We note first that division by zero is not allowed and that for this reason \(9x+1\) may not be equal to zero and that therefore \(x=-{{1}\over{9}}\) is not a solution.

We now distinguish two cases, namely \(9x+1>0\) and \(9x+1<0\).
In both cases we multiply the inequality on both sides by \(9x+1\) because we then get a linear inequality, for which we know there is a solution method.

Suppose \(9x+1>0\), i.e. \(x> -{{1}\over{9}}\). Then we get \(9<2(9x+1)\).
When we move everything with \(x\) to the left and all constant terms to the right, we get \(-18x<-7\).
Then, dvision by the coefficient of \(x\)gives \(x > {{7}\over{18}}\).
So we have the following system of inequalities: \(x> -{{1}\over{9}}\,\wedge\; x > {{7}\over{18}}\)
and this simplifies to \(x\gt{{7}\over{18}}\).

Suppose \(9x+1<0\), i.e. \(x< -{{1}\over{9}}\).

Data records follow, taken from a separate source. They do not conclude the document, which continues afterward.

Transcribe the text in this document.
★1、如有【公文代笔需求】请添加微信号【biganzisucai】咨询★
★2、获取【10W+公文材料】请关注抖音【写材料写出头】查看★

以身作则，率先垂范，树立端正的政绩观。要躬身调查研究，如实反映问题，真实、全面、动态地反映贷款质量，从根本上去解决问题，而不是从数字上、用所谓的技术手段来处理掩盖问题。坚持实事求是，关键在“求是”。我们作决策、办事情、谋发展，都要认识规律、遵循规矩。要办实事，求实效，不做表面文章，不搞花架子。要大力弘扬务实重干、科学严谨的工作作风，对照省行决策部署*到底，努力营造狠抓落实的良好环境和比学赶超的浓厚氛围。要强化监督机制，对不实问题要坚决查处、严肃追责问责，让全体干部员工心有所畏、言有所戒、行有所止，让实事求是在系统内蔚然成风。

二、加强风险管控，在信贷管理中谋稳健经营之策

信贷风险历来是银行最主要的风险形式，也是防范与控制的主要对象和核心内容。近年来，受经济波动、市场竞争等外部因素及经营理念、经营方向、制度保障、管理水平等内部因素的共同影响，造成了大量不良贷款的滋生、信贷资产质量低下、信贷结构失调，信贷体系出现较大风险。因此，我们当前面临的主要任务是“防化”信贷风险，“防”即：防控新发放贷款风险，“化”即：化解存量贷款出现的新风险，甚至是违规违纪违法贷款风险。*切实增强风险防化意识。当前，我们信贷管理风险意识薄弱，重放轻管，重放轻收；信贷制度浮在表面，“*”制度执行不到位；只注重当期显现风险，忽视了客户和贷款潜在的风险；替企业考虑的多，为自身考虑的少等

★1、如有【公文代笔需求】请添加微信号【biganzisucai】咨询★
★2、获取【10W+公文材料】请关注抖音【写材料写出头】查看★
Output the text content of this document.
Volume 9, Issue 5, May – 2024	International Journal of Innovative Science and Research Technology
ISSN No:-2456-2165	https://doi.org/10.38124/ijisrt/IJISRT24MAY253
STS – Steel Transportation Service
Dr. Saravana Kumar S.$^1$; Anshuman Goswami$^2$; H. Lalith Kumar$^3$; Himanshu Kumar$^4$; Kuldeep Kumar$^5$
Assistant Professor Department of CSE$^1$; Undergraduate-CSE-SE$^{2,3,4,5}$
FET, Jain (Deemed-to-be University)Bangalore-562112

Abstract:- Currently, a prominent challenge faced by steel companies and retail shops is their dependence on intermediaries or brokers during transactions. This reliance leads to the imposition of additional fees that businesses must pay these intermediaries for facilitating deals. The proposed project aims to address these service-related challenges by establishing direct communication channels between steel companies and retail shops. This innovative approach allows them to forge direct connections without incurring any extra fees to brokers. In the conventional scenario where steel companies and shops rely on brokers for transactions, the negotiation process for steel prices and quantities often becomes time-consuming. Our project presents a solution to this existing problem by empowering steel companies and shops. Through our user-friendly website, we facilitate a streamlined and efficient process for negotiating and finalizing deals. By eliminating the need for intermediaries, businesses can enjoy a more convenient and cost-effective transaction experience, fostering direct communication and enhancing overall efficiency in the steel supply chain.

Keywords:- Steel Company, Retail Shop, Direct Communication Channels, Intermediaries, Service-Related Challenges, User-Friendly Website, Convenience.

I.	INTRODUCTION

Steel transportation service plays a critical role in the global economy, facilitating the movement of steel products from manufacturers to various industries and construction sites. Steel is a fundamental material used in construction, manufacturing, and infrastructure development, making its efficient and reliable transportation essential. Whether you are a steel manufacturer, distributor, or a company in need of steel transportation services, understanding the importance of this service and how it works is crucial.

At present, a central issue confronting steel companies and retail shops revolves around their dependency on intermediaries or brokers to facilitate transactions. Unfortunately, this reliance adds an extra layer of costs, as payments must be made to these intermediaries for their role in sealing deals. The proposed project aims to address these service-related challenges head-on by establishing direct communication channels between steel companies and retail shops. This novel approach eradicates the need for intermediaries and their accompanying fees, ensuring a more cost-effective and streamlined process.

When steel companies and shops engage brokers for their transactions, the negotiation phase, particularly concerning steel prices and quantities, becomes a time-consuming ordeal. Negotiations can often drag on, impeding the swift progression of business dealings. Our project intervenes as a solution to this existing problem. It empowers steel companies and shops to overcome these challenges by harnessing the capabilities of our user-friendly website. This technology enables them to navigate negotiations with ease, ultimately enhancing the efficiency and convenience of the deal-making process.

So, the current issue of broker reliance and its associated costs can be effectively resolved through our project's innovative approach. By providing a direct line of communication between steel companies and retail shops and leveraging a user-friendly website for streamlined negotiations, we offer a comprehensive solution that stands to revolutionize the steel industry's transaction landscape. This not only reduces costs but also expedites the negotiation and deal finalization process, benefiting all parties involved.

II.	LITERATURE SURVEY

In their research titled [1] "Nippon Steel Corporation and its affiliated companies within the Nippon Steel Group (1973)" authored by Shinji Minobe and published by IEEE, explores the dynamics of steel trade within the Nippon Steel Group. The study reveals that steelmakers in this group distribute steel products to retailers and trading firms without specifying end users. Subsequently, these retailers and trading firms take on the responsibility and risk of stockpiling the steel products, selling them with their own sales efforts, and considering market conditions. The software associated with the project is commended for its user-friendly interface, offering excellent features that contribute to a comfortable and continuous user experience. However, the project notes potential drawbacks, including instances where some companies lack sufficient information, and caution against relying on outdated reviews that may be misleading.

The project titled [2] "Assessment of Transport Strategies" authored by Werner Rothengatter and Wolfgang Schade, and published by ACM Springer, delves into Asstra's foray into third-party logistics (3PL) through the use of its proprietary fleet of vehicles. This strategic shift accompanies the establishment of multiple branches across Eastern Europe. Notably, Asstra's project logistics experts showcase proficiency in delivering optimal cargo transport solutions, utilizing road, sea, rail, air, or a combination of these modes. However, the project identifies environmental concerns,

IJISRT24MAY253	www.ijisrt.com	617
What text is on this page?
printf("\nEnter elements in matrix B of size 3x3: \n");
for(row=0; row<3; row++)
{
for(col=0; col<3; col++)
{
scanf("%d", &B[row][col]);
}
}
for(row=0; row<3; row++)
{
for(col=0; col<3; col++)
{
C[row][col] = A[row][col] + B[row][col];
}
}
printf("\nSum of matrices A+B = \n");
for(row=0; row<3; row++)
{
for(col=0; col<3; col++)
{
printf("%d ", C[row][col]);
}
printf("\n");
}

Then we get \(9>2(9x+1)\).
When we move everything with \(x\) to the left and all constant terms to the right, we get \(-18x>-7\).
Then, division by the coefficient of \(x\) gives \(x < {{7}\over{18}}\).
So we have the following system of inequalities: \(x< -{{1}\over{9}}\,\wedge\; x < {{7}\over{18}}\)
and this simplifies to \(x\lt -{{1}\over{9}}\).

The solution of the original inequality is \(x\lt -{{1}\over{9}}\;\vee\;x\gt{{7}\over{18}}\).